Segundo día - sábado el 17 del mayo

Stanley woke me at 7:00. He was apparently the first one awake, but everyone started stirring soon after. I must admit that it felt delicious to have slept 9 hours straight through. We each grabbed a piece of bread and hit the road at 7:30. We had before us only a 2-or-3-hour walk to Astorga, a fair amount of which lay through farm lands, the rest through little villages - all of which appeared well-populated and prospering.

We hooked up with a fellow from London named Tim somewhere in the middle of the morning. He had biked the Camino last year, and returned to do it on foot as well. The talk turned fairly quickly from politics and the Camino to a vigorous and enjoyable (for me, anyway) dialogue about morality, moralities, worldviews, and the like, which continued for an hour or more until he stopped for coffee along the way. We continued on into Astorga, with its very attractive cathedral and the Gaudí palace (yes, the joke has been made before), where we took a scant hour for lunch - a picnic on a park bench with food we had bought in a grocery along the way - and for walking around the city, which we both agreed definitely warrants a visit when there is more time available. After stopping momentarily to fill up water, we walked out of the town and almost immediately into very sparse scrub brush, including fragrant wild lavender bushes. The Camino lay on a  gravel road, and eventually on a dirt track along an asphalt road, neither very heavily-travelled. The sun was out, and it was pretty warm - to me, unpleasantly so. Our afternoon walk was about 22 km (14 mi), and we planned to do it in 2 2-hour stints. The way led through several attractive and well-kept hamlets, among them El Ganso ("the Goose"), but we saw very few people. Even though the walk was easy enough, by 15:00, I was ABSOLUTELY READY to take a break. We lay down on the gravel for an hour, during which time I could not arrange myself comfortably because my left heel kept hurting. When we were getting ready to go, I pulled my sock off and found out why: I had rubbed off a piece of skin the size of a silver dollar.

I figured out why when I thought about it: the orthotic I had inserted to mitigate the risk that my heel spur might inflame had raised my heel out of the boot's heel counter, and it was working up and down with every step. Removing the orthotic made it a lot less painful those last 2 hours.

On arriving in Rabanal, we bought some fruit and cheese for supper and for tomorrow, then found beds at a refugio. This one was really full, too.
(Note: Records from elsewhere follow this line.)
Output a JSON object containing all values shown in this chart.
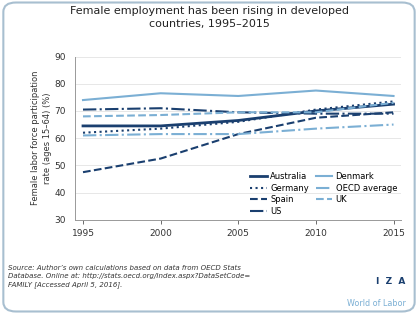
{
  "title": "Female employment has been rising in developed\ncountries, 1995–2015",
  "ylabel": "Female labor force participation\nrate (ages 15–64) (%)",
  "years": [
    1995,
    2000,
    2005,
    2010,
    2015
  ],
  "series": {
    "Australia": [
      64.5,
      64.5,
      66.5,
      70.0,
      72.5
    ],
    "Germany": [
      62.0,
      63.5,
      66.0,
      70.5,
      73.5
    ],
    "Spain": [
      47.5,
      52.5,
      61.5,
      67.5,
      69.5
    ],
    "US": [
      70.5,
      71.0,
      69.5,
      69.0,
      69.0
    ],
    "Denmark": [
      74.0,
      76.5,
      75.5,
      77.5,
      75.5
    ],
    "OECD average": [
      61.0,
      61.5,
      61.5,
      63.5,
      65.0
    ],
    "UK": [
      68.0,
      68.5,
      69.5,
      69.5,
      73.0
    ]
  },
  "line_styles": {
    "Australia": {
      "color": "#1a3f6f",
      "linestyle": "-",
      "linewidth": 2.0
    },
    "Germany": {
      "color": "#1a3f6f",
      "linestyle": ":",
      "linewidth": 1.5
    },
    "Spain": {
      "color": "#1a3f6f",
      "linestyle": "--",
      "linewidth": 1.5
    },
    "US": {
      "color": "#1a3f6f",
      "linestyle": "-.",
      "linewidth": 1.5
    },
    "Denmark": {
      "color": "#7bafd4",
      "linestyle": "-",
      "linewidth": 1.5
    },
    "OECD average": {
      "color": "#7bafd4",
      "linestyle": "-.",
      "linewidth": 1.5
    },
    "UK": {
      "color": "#7bafd4",
      "linestyle": "--",
      "linewidth": 1.5
    }
  },
  "ylim": [
    30,
    90
  ],
  "yticks": [
    30,
    40,
    50,
    60,
    70,
    80,
    90
  ],
  "xlim": [
    1994.5,
    2015.5
  ],
  "xticks": [
    1995,
    2000,
    2005,
    2010,
    2015
  ],
  "source_text": "Source: Author’s own calculations based on data from OECD Stats\nDatabase. Online at: http://stats.oecd.org/Index.aspx?DataSetCode=\nFAMILY [Accessed April 5, 2016].",
  "bg_color": "#ffffff",
  "border_color": "#a8bfd0",
  "dark_blue": "#1a3f6f",
  "light_blue": "#7bafd4"
}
We checked in about 18:00, as late as would be prudent.

We bathed, but the weather was threatening enough that we didn't wash clothes. After visiting for a bit with Simon from Edinburgh, who was taking a sabbatical year from working to travel (he had just recently come from the Kalahari and living with the Bushmen there), we racked out about 21:30. The wind was up and it was actually pretty chilly, so there weren't many people who stayed up much longer than we did.

Today's walk: 34 km (21 mi) again. Two-day total: 68 km (42 mi).